I wonder how other writer’s cope with interruptions. I don’t mean the cat just puked, the dog dug up the backyard sprinklers or the kids figured out the cable code that let’s them access Skinimax – no, I mean the long interruptions of life like the day job that can take you away from your work in progress for extended periods of time.
Everyone knows I’m a Marketing Director (you knew that, right?) and that job comes with a lot of heavy time drains outside normal business hours. There are days when I sit down to work on a story (or more accurately, nights), get some work done, then collapse into bed, go to work the next day and maybe not get back to that story for 12 hours or longer – sometimes days longer.
The challenge at that point is getting back into the groove.

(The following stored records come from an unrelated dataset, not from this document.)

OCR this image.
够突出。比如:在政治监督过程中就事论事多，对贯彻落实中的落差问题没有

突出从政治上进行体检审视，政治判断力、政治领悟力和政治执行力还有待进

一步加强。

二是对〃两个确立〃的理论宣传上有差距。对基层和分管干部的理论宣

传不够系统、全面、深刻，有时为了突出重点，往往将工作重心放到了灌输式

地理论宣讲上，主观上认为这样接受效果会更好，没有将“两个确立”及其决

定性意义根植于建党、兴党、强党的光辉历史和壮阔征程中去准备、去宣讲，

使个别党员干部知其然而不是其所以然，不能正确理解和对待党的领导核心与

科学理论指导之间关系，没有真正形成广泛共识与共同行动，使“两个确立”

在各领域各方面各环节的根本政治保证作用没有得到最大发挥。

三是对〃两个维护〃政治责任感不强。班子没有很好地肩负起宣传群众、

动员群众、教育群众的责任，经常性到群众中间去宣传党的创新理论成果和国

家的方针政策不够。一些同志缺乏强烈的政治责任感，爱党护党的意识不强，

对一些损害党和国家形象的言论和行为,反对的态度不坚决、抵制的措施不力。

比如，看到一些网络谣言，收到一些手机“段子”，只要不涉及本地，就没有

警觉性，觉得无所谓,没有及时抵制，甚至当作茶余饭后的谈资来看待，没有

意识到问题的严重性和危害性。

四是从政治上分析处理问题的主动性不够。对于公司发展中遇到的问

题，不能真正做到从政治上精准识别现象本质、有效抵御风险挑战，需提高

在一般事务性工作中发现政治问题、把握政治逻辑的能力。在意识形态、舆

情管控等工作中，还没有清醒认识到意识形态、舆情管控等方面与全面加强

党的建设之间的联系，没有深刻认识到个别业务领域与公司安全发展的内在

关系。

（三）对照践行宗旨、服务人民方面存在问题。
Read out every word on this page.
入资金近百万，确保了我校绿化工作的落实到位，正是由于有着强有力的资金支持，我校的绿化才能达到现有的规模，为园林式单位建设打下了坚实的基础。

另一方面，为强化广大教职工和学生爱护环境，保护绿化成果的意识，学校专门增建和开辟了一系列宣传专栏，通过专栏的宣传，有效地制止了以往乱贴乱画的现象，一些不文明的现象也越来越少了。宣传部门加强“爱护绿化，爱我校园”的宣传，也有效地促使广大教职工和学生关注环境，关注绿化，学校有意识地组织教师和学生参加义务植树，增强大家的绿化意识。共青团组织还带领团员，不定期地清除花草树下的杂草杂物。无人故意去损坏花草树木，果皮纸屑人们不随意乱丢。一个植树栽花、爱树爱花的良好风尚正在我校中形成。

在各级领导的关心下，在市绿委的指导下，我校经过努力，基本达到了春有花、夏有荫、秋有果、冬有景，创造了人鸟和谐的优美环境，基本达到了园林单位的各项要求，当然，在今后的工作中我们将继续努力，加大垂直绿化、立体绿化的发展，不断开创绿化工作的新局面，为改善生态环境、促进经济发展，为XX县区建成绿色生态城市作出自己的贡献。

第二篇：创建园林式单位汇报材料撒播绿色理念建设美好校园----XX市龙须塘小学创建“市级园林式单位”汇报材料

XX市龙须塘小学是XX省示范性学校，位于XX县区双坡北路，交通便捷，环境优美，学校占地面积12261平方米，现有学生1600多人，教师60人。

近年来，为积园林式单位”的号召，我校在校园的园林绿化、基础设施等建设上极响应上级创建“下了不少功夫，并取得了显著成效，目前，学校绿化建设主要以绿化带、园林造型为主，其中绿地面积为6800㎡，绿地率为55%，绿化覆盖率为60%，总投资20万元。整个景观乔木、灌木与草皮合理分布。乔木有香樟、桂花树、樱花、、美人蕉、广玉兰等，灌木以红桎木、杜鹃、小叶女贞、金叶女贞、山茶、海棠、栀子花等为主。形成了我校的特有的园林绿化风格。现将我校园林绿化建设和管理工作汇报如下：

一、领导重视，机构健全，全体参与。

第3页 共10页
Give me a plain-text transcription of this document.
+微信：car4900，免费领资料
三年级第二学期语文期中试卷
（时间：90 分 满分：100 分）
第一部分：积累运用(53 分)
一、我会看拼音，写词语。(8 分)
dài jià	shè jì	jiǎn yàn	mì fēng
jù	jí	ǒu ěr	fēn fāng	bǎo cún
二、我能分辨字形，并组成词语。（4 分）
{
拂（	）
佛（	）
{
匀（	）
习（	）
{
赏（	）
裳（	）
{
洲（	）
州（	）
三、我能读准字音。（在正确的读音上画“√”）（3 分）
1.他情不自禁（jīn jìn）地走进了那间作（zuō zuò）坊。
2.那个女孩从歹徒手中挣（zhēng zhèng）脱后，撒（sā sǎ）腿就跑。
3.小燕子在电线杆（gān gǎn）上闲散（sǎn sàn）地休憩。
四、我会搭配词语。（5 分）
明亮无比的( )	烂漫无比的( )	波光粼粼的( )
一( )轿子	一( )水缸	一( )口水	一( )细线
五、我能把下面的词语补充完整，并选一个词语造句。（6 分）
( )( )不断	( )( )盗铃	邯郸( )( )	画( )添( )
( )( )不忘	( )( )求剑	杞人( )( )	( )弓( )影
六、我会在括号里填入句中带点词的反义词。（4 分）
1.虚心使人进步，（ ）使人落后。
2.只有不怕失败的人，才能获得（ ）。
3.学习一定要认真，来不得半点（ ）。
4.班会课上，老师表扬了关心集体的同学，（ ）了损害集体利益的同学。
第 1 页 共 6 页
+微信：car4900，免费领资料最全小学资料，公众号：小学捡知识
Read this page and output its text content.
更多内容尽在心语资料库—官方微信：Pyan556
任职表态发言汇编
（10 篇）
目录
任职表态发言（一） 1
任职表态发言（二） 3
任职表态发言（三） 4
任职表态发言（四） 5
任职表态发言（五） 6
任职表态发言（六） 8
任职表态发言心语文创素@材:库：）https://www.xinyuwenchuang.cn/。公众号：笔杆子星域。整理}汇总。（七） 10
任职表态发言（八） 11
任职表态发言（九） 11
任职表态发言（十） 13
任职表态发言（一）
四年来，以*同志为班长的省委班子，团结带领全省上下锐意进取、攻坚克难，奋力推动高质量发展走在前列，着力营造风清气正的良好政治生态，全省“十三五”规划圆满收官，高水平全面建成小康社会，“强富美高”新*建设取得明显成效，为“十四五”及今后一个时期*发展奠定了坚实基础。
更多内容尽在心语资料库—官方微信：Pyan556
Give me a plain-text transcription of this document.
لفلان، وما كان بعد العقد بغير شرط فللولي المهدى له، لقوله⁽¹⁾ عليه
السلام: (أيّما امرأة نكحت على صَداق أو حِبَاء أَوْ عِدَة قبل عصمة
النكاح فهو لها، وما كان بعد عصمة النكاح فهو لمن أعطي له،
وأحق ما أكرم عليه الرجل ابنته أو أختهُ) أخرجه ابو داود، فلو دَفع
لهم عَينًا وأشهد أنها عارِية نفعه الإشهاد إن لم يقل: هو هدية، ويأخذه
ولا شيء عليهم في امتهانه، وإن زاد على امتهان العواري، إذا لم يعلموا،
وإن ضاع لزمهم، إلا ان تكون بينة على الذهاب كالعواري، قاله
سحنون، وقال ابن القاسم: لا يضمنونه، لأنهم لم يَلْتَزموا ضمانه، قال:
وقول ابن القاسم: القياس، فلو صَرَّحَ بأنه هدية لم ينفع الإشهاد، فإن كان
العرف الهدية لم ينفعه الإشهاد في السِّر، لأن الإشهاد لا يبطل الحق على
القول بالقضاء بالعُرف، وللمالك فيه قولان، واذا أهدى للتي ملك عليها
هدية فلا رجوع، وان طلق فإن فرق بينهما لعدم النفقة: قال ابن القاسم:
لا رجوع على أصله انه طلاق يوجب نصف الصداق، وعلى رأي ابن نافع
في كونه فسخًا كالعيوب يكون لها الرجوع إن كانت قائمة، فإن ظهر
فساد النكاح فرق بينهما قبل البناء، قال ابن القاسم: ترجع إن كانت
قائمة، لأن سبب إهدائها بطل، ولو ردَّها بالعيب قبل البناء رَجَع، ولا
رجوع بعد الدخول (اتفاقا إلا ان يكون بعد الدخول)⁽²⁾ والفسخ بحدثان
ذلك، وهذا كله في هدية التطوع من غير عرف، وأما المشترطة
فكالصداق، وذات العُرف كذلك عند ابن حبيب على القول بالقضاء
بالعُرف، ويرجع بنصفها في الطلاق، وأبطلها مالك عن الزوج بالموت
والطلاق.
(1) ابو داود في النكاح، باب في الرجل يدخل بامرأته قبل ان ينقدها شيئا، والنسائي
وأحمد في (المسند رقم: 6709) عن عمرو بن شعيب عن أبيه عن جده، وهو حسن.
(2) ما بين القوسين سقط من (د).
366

I assume full time writer’s roll out of bed in the morning, have their routine and eventually (thinking by 8 or 9 am), they are back in the chair and working on the piece they were working on the night before. For the writer who is working other jobs to pay the bills, you have to do the work you’re getting paid for first – the day job. We can have huge gaps of time in-between writing sessions.
For me, I’ll go to sleep usually not wanting to stop writing. I’m on a roll, words are flowing well – the last thing I want to do is stop and go to bed. But I do – I have to, there’s bills to pay and a mortgage – these things have to take priority. So when I get back to the story, there’s that moment of – What the hell was I doing?
How did I get the characters to this point?
Where was I going next?
Which bit do I need to write now?
Sometimes this takes just a brief glance at the previous pages, sometimes it takes longer. When I write over lunch time, which I try to do every day, it can be worse. There are times when I just get back into the groove of the story, back into that zone of writing, and then the little alarm chime on my phone goes off to inform me that I need to shut it all down and get back in the car and go back to work.
I feel like I could be really prolific if I just had the time.
So, do I need to rearrange my life so that I have more time to devote to writing? Or do I need to get better at writing so I can get more done in the time I have?